Acuérdese que la “idea” será como las personas se referirán a su proyecto. Imagine lo siguiente: dos colegas se cruzan en el pasillo, caminando en direcciones opuestas. Se ven, y sin detenerse a platicar, inician un diálogo muy corto: “¡Hola!”, “¡Hola! ¿Qué tal?”, “¿En que estas trabajando?”, “En el proyecto XYZ”, “Sí, escuché sobre eso. ¡Es increíble!”. Y así se referirán a su idea.

Antecedentes

Esta sección tiene dos funciones específicas: la primera conecta la idea que se presenta con la estrategia predominante de la empresa y la segunda establece claramente el problema que resolverá la recomendación.
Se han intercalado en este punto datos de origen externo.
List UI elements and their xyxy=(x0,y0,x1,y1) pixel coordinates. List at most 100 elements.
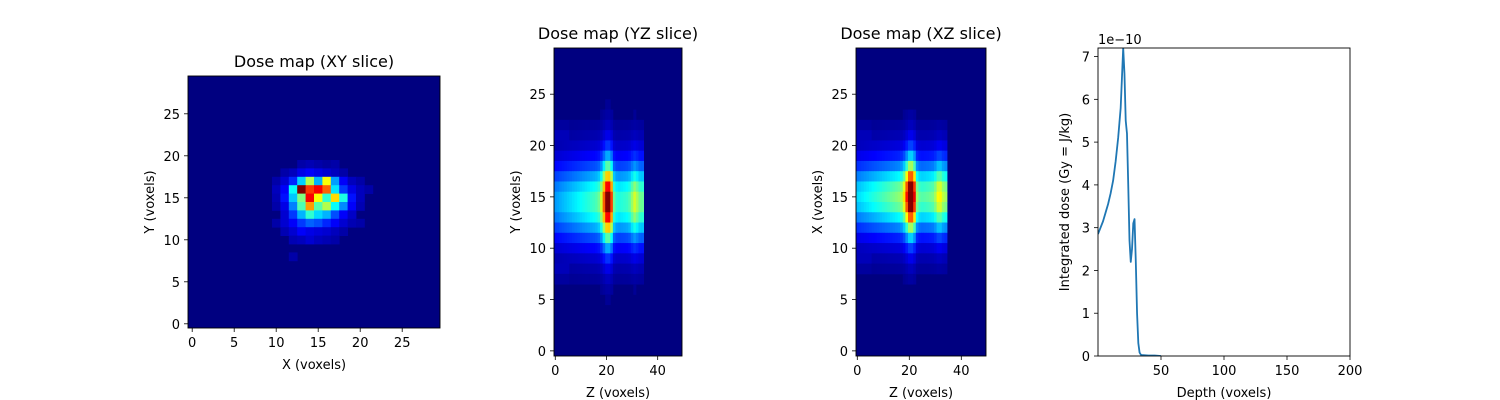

Aquí hay que profundizar, es donde expondrá sus suposiciones, conocimientos sobre productos y sobre el mercado, y las condiciones que le llevaron a su recomendación.
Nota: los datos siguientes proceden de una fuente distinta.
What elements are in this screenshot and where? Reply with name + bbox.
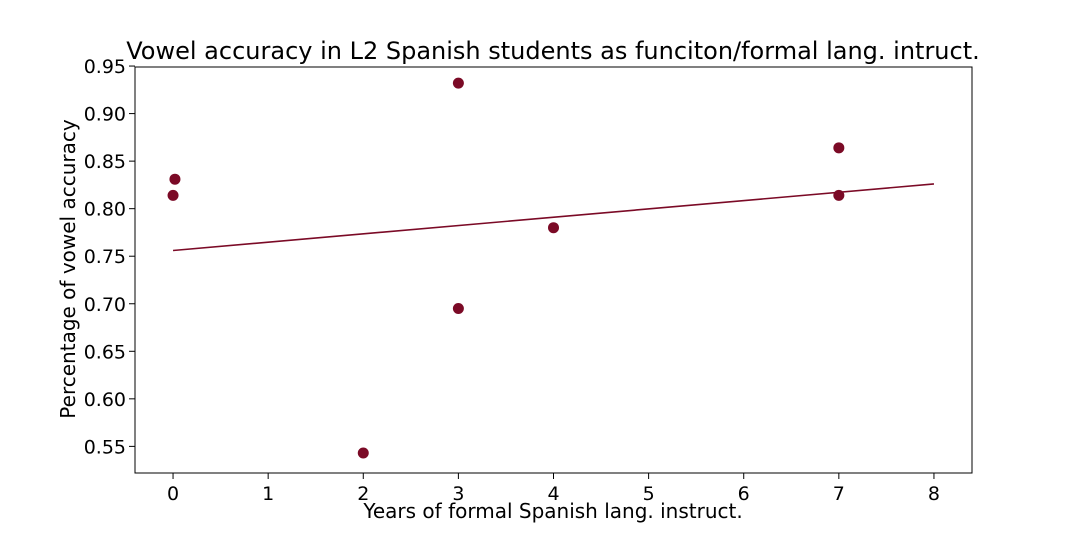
x-tick-label: 5 xyxy=(643,483,655,505)
x-tick-label: 0 xyxy=(167,483,179,505)
data-point xyxy=(833,142,845,154)
trendline xyxy=(172,183,935,252)
y-tick-label: 0.70 xyxy=(84,294,126,316)
data-point xyxy=(452,77,464,89)
x-tick-label: 1 xyxy=(262,483,274,505)
data-point xyxy=(548,222,559,234)
x-tick-label: 2 xyxy=(357,483,369,505)
data-point xyxy=(833,189,845,201)
data-point xyxy=(452,303,464,315)
y-tick-label: 0.80 xyxy=(84,199,126,221)
y-tick-label: 0.55 xyxy=(84,436,126,458)
chart-title: Vowel accuracy in L2 Spanish students as… xyxy=(126,37,980,65)
data-point xyxy=(169,173,181,185)
y-tick-label: 0.85 xyxy=(84,151,126,173)
data-point xyxy=(167,189,179,201)
x-axis: 0 1 2 3 4 5 6 7 8 xyxy=(167,473,940,505)
y-axis-label: Percentage of vowel accuracy xyxy=(56,119,80,419)
x-tick-label: 6 xyxy=(738,483,750,505)
y-tick-label: 0.90 xyxy=(84,104,126,126)
data-points xyxy=(167,77,845,459)
data-point xyxy=(357,447,369,459)
x-tick-label: 3 xyxy=(452,483,464,505)
trendline-group xyxy=(172,183,935,252)
x-tick-label: 7 xyxy=(833,483,845,505)
x-tick-label: 8 xyxy=(928,483,940,505)
plot-area-frame xyxy=(134,66,973,474)
x-tick-label: 4 xyxy=(547,483,559,505)
y-axis: 0.55 0.60 0.65 0.70 0.75 0.80 0.85 0.90 0.95 xyxy=(84,56,135,458)
y-tick-label: 0.60 xyxy=(84,389,126,411)
y-tick-label: 0.75 xyxy=(84,246,126,268)
y-tick-label: 0.95 xyxy=(84,56,126,78)
y-tick-label: 0.65 xyxy=(84,341,126,363)
x-axis-label: Years of formal Spanish lang. instruct. xyxy=(362,499,742,523)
Una advertencia: asegúrese de que cualquier suposición que haga en la sección de antecedentes sea evidente. Si un lector del “memo” no está de acuerdo con sus suposiciones, la recomendación morirá instantáneamente. Si hay cuestionamientos (normalmente los hay, y eso es bueno), agregue un párrafo en la sección “Pasos siguientes”, que describa que hará para obtener los datos requeridos. ¿Hay suposiciones que sean cuestionables? En este caso reconsidere y corrija. Si logra que sea aceptada, todos estarán de acuerdo con los antecedentes y su recomendación será considerada.

¿Cómo funciona?

Aquí se ponen los detalles de la recomendación o idea. Empiece por el cómo. Luego siguen el con qué, quién, cuándo y dónde. Hay quien afirma que este memo es “de una página”. No es cierto, serán de dos a cuatro páginas, sin límite en la cantidad de documentación de respaldo. Sin embargo, a medida que madure este memo −que se reescribirá muchas veces−, se hará más corto, más ajustado. ¿Al final? Dos páginas con anexos de apoyo como hojas de cálculo, gráficos o videos.

Beneficios clave

Aquí es donde se “vende” la idea y se divide en tres partes. La primera es por qué la recomendación es sobre estrategia. La segunda, los beneficios objetivos que deben de ser demostrables. La tercera es mostrar cómo será rentable o creará valor.

Es un argumento de venta, puede describir características, es decir, hechos objetivos sobre el producto, o puede describir los beneficios. Asegúrese de conocer a quién leerá el memo. ¿Sus beneficios clave se enumeran mejor como características, beneficios o ambos? El solo hecho de pensar en esto siempre es útil.

Pasos siguientes

Esta sección parece la más simple, pero no lo es. Aquí se enumeran los siguientes pasos para la recomendación: quién tiene que hacer qué y cuándo. Pero aquí es donde se “cierra” la venta de la idea. Puede ser con una pregunta, como cerrando una venta: ¿Qué se lleva?.

Anexos

Son los documentos que “soportan” la idea, si son necesarios.

Y sí, McNamara tenía razón. Nada como escribir la idea para ordenar bien nuestros pensamientos; valdría la pena pensarlo y adoptarlo.

(1) La frase de McNamara fue: “Go home tonight and put your great idea on paper. If you can’t do that, then you haven’t really thought it out”.